Я стоял на стене. Мой дар, Рой, был активен на пределе возможностей. Я не просто видел поле боя, я чувствовал его. Я был каждым ополченцем на стене, ощущая, как дрожат его руки от напряжения. Я был каждым орком-лучником, выцеливающим очередного врага. Я был каждым гномом, что чинит сейчас повреждённые доспехи, чтобы прямо во время боя вернуть защиту ополченцу, починить щит, заменить сломанное копьё.
Это море колышущихся тел, это переплетение сотен воль и судеб было моим единым организмом, и я, его мозг, отчаянно пытался удержать его в целости.
Враг был силён и решителен. Альшерио Гроцци бросил в бой всё, что у него было. Его латники, словно железные жуки, снова и снова подкатывали к стенам штурмовые лестницы. Его лёгкая пехота, наёмники, дикая и разношёрстная толпа, лезли напролом, неся потери, но не считаясь с ними.
Но что-то изменилось. Я почувствовал это сначала на интуитивном уровне, а потом увидел подтверждение глазами Роя. Атаки стали терять свой первоначальный напор. Они всё ещё были яростными, но в них уже не было той слаженности и неумолимости. Солдаты Гроцци устали. Они выдохлись. Часы бесплодного штурма под палящим солнцем истощили их силы и, что важнее, их боевой дух. Лестницы теперь ставили реже, а те, что ставили, наши защитники сбрасывали с возросшей уверенностью.
Мой взгляд, усиленный магией, скользнул вдоль стены. Я снова и снова возвращался к одной точке, которая не давала мне покоя с самого начала штурма. Высокий одинокий пустующий дом, который Осмер, один из моих разведчиков, обнаружил накануне.
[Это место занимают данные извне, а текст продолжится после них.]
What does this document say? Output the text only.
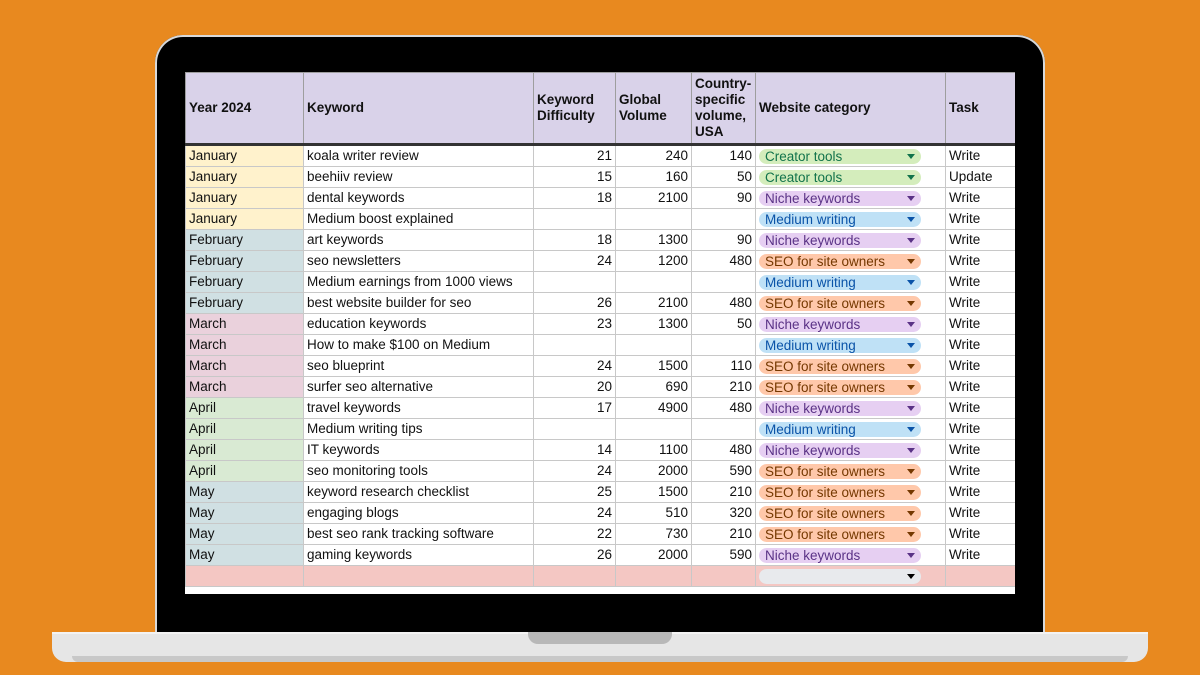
Year 2024	Keyword	Keyword Difficulty	Global Volume	Country-specific volume, USA	Website category	Task
January	koala writer review	21	240	140	Creator tools	Write
January	beehiiv review	15	160	50	Creator tools	Update
January	dental keywords	18	2100	90	Niche keywords	Write
January	Medium boost explained				Medium writing	Write
February	art keywords	18	1300	90	Niche keywords	Write
February	seo newsletters	24	1200	480	SEO for site owners	Write
February	Medium earnings from 1000 views				Medium writing	Write
February	best website builder for seo	26	2100	480	SEO for site owners	Write
March	education keywords	23	1300	50	Niche keywords	Write
March	How to make $100 on Medium				Medium writing	Write
March	seo blueprint	24	1500	110	SEO for site owners	Write
March	surfer seo alternative	20	690	210	SEO for site owners	Write
April	travel keywords	17	4900	480	Niche keywords	Write
April	Medium writing tips				Medium writing	Write
April	IT keywords	14	1100	480	Niche keywords	Write
April	seo monitoring tools	24	2000	590	SEO for site owners	Write
May	keyword research checklist	25	1500	210	SEO for site owners	Write
May	engaging blogs	24	510	320	SEO for site owners	Write
May	best seo rank tracking software	22	730	210	SEO for site owners	Write
May	gaming keywords	26	2000	590	Niche keywords	Write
Идеальный плацдарм для прорыва. Я ждал, что враг воспользуется им, стянул туда резервный отряд, но… ничего. Дом стоял пустым. Альшерио либо не заметил этой возможности, либо, что более вероятно, приберёг. Эта неиспользованная угроза беспокоила меня больше, чем сам штурм.
И вот настал переломный момент. Таран, который с упорством дятла долбил наши ворота и сделал на ней три десятка глубоких вмятин, наконец-то вдруг замер. Очередная волна атакующих, докатившись до стен, отхлынула назад, не дождавшись подкрепления.
Над полем боя пронёсся протяжный, тоскливый звук рога. Сигнал к отходу.
Враг, понеся серьёзные потери и не добившись успеха ни на одном из участков, отступил, унося раненых и оставляя у подножия стен десятки трупов.
Единственное, что они сделали — это утащили таран. Скрежет колёс символизировал окончание сражения.
Защитники Каптье, измотанные, но воодушевлённые, провожали их усталыми, но победными криками.
Мы выстояли.
Я переместился к башням на воротах и поблагодарил орков, надеясь так же пожать руку Фаэну, но эльф куда-то пропал.
Он не был прикреплён ни к одной роте, потому что дисциплина не была его сильной стороной.
Стоял в центре стены над главными воротами, и ощущал, как по моим венам вместо крови течёт холодное спокойствие. Способность Рой была активной, превращая меня в нервный центр всей обороны.
Я не просто видел, я чувствовал каждого ополченца на стене. Я ощущал учащённый пульс молодого парня из гильдии кожевников, стискивающего арбалет влажными от пота руками. Я чувствовал глухую боль в старом колене ветерана-стражника, стоявшего на своём посту уже не первый десяток лет. Я ощущал мрачную решимость гномов и дикий, предвкушающий бой азарт орков. Весь город, вся его оборона были единым организмом, а я был его мозгом.